Die Piraten haben früher in Berlin ziemlich gute Arbeit geleistet und gingen von einer Talkshow in die andere. Das hat sich geändert. Die Piraten gibt es dort in den Talks nicht mehr. Aber, man muss wohl ein Stück provozieren, um Aufmerksamkeit zu erreichen. Wichtig ist, dabei darf man sich nicht verlieren. Für mich steht fest, ich stehe hinter dem, was ich tue. Arbeit ist in der Öffentlichkeit, in Talkshows nicht gefragt, dort muss man eine Show bieten!

Selbst denken, ist das nicht eine Show

(SP lacht, schaut wieder aufmerksam)

Du hast doch eine Show. Freies Denken, verantwortliches Denken, das spricht den reflektierenden Menschen an, der selbstbestimmt leben möchte. Könnte dieses Dein Thema auch als Politikerin werden?

Kürzlich bin ich gefragt worden, wen ich als meine Vorbilder sehe: Da ist Marc Aurel, der hat schon interessante philosophische Gedanken zur Orientierung und Selbstbetrachtung gehabt. Gelebt hat er im 2. Jahrhundert.

Zu jeder Zeit haben Menschen selbst gedacht.

Es ist für manche Menschen extrem schwierig, wenn er keinen dafür verantwortlich machen kann, dass er etwas nicht getan hat. Er ist selber verantwortlich.

"Es geht um hier und heute."

Es geht um hier und heute. Menschen sollen, müssen sich darüber im Klaren werden, was sie wollen. Dafür ist der Weg zu finden und der muss realisierbar sein.

Ich habe zum Beispiel keine reichen Eltern gehabt und mir trotzdem einen Freiraum geschaffen. Meine Großeltern, väterlicherseits waren Bauern. Es heißt, sie wären recht glücklich mit ihrem Leben gewesen. Aber sie mussten immer Bauern bleiben. Ich habe andere Talente und Möglichkeiten. So ist das eben. Ich glaube, ich wäre auch Bäuerin nicht unglücklich, aber ich habe andere Möglichkeiten, auch gesellschaftlich gesehen und kann andere Dinge realisieren als meine Vorfahren, anders als bspw. im Mittelalter. Um Neues zu tun, musste ich mich ein Stück von den Wurzeln entfernen.

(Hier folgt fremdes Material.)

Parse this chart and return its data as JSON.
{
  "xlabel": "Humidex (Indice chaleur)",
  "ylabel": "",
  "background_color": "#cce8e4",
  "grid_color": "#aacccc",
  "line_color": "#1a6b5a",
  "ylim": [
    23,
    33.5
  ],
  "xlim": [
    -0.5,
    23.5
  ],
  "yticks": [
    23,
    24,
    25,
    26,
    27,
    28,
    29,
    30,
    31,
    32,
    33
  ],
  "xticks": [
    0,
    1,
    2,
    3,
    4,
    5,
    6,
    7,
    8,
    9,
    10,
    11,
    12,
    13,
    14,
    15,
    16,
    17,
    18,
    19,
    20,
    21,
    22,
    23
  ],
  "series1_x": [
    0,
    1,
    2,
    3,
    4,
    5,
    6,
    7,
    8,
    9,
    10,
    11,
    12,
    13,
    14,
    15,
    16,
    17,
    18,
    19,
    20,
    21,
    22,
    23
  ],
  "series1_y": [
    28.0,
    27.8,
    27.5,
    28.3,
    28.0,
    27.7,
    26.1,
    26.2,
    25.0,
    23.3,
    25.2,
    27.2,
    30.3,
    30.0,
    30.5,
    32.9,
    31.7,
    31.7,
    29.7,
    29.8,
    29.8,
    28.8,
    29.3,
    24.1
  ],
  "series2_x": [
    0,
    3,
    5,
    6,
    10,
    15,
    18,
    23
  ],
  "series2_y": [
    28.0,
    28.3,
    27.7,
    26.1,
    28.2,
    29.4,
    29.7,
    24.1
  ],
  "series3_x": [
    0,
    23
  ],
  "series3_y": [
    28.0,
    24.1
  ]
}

Gibt es bei Dir das Wort Kompromiss?

Ja, es geht nicht ohne. Auf der Baustelle bspw. bin ich offen und schaue die Kosten für Maßnahmen niedrig zu halten. Ich arbeite ja mit Steuergeldern und muss jonglieren, abwägen, möglichst wenig ausgeben. Besteht aber bspw. Gefahr für Menschen, gibt es keinen Kompromiss, dann kostet es das Geld, das es kostet.

Auf das Wort Geld, da steige ich jetzt nicht ein – oder doch. Eine letzte Frage zur Verantwortung und dem Abwägen zum Kirchentag 2017 und der Luther-Dekade. Wie gut siehst du da die Steuergelder eingesetzt?

Ja, sie werden eingesetzt, aber, dazu sage ich nein.

Sandra Pacholke, schönen Dank.

Nach einer Stunde trennen sich wie vereinbart unsere Wege. Die Politiker, auch meine Interviewpartnerin, drehen auf dem Asphalt vor der U-Bahn-Station Warschauer Strasse weiter kleine Runden. Passanten bleiben stehen. Gespräche entstehen.